ABSTRACT

This chapter considers the legal metaphysics of work in Europe. It identifies a crucial constitutional lacuna in the European project: the social goals of the European Union, which have gradually come to occupy a central place within its constitutional documents, largely depend on economic and social relations which the European legal order has failed to conserve or construct, namely stable employment relations. The author argues that the legal and constitutional ideas which led to the much-vaunted European ‘economic constitution’ have not been retained during the aspirational ‘social’ phase of integration which has followed.

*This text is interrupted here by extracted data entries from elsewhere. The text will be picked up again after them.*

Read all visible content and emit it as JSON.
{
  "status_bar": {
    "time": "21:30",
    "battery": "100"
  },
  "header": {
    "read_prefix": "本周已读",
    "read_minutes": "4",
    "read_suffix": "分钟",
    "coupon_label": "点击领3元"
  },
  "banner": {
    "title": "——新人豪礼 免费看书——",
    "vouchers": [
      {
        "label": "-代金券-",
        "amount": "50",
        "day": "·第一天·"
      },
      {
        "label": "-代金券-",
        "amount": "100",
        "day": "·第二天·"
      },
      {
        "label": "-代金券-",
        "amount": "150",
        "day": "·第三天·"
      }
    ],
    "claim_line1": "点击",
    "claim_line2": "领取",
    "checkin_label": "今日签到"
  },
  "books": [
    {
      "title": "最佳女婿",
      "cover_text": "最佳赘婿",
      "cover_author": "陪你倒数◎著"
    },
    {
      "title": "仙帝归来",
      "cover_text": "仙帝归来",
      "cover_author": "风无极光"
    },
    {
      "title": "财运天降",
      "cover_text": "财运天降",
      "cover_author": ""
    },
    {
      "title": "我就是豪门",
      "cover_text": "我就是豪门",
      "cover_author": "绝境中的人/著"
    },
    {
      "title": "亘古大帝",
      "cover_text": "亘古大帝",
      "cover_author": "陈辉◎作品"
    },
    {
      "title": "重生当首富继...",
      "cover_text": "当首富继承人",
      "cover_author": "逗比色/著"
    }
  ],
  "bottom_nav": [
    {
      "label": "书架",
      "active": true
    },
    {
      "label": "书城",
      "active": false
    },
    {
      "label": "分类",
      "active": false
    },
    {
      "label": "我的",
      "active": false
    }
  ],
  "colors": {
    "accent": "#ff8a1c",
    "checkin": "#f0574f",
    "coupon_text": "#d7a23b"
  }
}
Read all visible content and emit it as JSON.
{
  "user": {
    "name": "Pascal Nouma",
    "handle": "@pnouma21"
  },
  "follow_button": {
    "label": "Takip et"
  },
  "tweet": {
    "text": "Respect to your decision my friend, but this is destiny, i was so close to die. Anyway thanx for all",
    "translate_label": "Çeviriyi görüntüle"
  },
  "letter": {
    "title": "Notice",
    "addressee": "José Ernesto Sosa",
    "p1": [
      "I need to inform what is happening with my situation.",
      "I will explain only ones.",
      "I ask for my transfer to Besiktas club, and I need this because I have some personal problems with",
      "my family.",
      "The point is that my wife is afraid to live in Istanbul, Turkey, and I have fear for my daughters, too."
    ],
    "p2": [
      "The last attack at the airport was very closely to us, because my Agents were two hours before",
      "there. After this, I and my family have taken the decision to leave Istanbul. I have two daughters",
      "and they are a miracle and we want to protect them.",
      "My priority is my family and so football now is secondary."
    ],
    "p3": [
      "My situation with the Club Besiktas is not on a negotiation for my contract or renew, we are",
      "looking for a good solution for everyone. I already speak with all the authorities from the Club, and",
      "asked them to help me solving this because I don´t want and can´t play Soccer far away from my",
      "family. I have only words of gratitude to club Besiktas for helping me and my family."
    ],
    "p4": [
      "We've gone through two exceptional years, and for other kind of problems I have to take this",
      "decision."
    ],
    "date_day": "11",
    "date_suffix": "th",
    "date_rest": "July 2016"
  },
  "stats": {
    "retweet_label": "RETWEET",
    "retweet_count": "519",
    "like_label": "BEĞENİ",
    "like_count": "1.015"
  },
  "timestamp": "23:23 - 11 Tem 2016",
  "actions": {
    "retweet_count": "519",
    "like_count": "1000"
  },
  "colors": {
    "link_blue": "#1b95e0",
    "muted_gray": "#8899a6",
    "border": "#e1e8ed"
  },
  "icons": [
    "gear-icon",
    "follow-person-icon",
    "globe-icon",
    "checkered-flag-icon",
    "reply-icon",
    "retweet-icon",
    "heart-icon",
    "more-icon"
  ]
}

In this manner, the ‘social’ within Europe has been relegated to an inferior status, due to a naïve belief in the power of declaratory or rhetorical legal forms and piecemeal ‘regulatory’ legislative acts. The author argues that the ‘social’ acquis of European Union law at constitutional level has often come to adopt the ‘existential’ trappings of constitutional language, while failing to capture the ontological essence of constitutionalism, in which a new political, social or economic order is created. This inconsistency stems not only from legislative failure but also from a cognitive blind spot among labour lawyers who have largely inherited a materialist intellectual heritage and ideology, which assumes the pre-legal nature of economic relationships and power. While actors such as the Court of Justice of the European Union have begun to recognise the importance of these questions in limited circumstances, the European legal order is largely characterised by enumerated goals, policies and principles which place working relationships at their centre while doing nothing to put in place the legal framework necessary for such stable relationships to persist.